His goatee jerked as he tucked his chin into his neck, repelling from the weapon. “You know me, Jethro. You know I love you.”
“Bullshit. Try again.”
He bared his teeth. “That isn’t bullshit. I do love you. When Nila returned to London and you took your medication, I was so fucking proud of you. Never been so proud. I had the son I always knew you were. Capable, courageous, a worthy heir to everything I’d built.”
“I was always those things, Father. Even as a boy, I did my best to make you see that.”
The wood creaked as he shifted in the buckles. “But it was overshadowed by your condition. It made you weak. It made you susceptible. I needed someone strong, not just to look after my legacy but to protect your future family. Was it so wrong of me to want to give you the life skills needed in order to fight what you are?”
“What I am?” I choked on a cynical laugh. “What I am is nothing compared to what you are. You talk about life skills and transforming me into a man. I call that disabling your daughter, emotionally crippling your son, and ripping apart the only people who would’ve loved you unconditionally.”
Cut opened his mouth to respond, but nothing came out.
He stared at me, and the one thing I’d hoped wouldn’t happen came true.
His emotional rage petered out, mixing with nervousness that I was right. That he’d done the wrong thing. That somehow…he’d been bad.
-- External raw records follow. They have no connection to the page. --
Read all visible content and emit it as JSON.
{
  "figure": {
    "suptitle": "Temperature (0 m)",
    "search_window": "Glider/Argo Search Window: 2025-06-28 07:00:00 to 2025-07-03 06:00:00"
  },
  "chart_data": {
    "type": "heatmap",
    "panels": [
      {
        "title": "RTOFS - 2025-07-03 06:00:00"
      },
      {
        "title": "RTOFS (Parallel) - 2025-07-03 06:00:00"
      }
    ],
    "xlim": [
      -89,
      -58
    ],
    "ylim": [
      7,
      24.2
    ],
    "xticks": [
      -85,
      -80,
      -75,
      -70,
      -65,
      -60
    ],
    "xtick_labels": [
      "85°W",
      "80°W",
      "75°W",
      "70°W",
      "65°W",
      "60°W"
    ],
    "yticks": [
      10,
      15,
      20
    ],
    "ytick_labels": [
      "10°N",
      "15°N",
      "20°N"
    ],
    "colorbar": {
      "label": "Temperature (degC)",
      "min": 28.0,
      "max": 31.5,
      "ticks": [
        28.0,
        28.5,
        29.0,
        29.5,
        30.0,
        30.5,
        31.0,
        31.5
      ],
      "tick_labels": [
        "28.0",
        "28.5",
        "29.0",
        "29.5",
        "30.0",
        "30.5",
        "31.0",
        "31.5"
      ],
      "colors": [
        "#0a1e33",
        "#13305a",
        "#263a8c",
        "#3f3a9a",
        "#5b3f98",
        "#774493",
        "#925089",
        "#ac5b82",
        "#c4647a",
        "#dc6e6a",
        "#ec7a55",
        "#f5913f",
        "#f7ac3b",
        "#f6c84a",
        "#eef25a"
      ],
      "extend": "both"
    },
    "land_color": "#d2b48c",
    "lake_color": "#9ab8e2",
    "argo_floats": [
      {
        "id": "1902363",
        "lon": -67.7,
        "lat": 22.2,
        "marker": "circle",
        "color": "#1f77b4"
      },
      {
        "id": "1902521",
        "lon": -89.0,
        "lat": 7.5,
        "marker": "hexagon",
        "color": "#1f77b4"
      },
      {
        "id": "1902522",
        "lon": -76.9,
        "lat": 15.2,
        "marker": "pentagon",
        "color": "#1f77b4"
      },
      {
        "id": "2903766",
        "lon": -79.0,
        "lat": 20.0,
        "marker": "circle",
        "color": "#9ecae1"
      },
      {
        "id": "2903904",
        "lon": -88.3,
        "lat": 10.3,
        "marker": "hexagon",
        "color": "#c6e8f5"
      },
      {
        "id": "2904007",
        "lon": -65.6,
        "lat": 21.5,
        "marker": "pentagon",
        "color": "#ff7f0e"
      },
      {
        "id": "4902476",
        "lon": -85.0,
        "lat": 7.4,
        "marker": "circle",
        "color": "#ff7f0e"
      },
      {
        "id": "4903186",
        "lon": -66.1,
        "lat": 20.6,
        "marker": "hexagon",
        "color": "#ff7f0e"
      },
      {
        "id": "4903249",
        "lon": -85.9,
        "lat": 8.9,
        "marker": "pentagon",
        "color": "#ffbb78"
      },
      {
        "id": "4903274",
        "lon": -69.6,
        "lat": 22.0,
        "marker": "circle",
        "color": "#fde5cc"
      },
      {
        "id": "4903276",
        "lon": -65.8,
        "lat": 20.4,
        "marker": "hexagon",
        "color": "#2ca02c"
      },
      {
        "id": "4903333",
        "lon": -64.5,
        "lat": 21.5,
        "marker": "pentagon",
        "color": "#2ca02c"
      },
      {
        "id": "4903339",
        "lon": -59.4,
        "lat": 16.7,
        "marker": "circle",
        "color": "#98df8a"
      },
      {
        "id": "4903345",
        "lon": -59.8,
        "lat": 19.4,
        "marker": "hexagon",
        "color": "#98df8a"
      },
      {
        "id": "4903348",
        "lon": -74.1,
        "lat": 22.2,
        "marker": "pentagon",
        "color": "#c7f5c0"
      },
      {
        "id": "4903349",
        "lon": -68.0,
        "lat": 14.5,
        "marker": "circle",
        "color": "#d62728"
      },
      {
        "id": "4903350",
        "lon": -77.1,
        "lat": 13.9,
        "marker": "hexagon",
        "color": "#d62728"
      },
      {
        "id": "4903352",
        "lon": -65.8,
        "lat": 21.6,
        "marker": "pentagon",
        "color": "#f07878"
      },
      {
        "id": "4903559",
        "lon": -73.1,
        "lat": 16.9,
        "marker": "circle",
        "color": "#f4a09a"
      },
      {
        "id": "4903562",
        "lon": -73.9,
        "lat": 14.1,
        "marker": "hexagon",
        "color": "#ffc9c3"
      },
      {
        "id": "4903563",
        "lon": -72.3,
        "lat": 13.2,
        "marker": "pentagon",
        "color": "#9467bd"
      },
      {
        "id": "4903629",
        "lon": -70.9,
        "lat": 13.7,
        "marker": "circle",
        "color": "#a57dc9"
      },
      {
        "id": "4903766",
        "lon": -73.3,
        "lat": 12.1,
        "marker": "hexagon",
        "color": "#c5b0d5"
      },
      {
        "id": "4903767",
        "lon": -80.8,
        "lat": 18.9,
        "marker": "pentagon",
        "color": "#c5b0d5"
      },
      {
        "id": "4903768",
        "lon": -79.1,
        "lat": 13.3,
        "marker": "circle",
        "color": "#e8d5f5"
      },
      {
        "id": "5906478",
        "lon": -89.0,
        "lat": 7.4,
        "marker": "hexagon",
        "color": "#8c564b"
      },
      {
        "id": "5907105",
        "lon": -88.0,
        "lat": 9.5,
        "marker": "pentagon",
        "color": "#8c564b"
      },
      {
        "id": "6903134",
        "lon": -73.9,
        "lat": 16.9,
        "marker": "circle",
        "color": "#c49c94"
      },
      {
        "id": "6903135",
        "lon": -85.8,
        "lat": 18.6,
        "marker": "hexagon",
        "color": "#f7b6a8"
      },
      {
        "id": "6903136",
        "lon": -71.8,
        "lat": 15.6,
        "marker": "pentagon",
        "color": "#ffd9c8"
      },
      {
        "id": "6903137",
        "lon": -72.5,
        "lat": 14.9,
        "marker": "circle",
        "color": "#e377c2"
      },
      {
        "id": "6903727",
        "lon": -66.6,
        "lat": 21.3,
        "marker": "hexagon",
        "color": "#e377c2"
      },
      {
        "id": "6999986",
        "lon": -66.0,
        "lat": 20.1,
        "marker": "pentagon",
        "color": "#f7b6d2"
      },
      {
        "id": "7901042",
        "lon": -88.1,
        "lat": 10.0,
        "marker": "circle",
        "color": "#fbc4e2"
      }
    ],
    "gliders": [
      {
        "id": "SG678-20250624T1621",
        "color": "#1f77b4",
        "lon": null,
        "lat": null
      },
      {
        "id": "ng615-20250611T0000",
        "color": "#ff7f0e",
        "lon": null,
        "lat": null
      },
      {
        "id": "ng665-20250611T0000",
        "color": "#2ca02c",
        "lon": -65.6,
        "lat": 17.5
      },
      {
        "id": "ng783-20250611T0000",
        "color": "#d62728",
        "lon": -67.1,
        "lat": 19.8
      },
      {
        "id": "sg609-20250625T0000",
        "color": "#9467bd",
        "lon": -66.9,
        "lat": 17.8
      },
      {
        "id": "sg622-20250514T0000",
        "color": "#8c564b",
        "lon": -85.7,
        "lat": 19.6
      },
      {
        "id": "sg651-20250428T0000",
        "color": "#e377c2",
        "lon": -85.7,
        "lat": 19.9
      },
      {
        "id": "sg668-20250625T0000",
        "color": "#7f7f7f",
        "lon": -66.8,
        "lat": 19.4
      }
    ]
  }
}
Gritting my jaw, my arm flew back with ferocity. “No, you don’t get to think those thoughts. Not after what you’ve done.”
The club whistled through the air, striking his thigh with sickening power. The heavy pummel and resounding aftershock made my fever crest to unbearable heights and nausea to clutch around my throat.
Cut bellowed, his body jerking in the buckles as he writhed.
Being on the opposite end of a scene I was so familiar with twisted my gut.
His agony swamped me. The unravelling sanity. The nastiness inside him giving way to fear. I wanted to vomit. I wanted to cut myself so I could focus on my pain and not his. I wanted to run.
But I couldn’t.
If I tried hard enough, I could turn off my condition. I could return to what he’d taught me. But not today. I owed him this. I owed myself this. Together, we would purge everything I’d been. Everyone we’d hurt.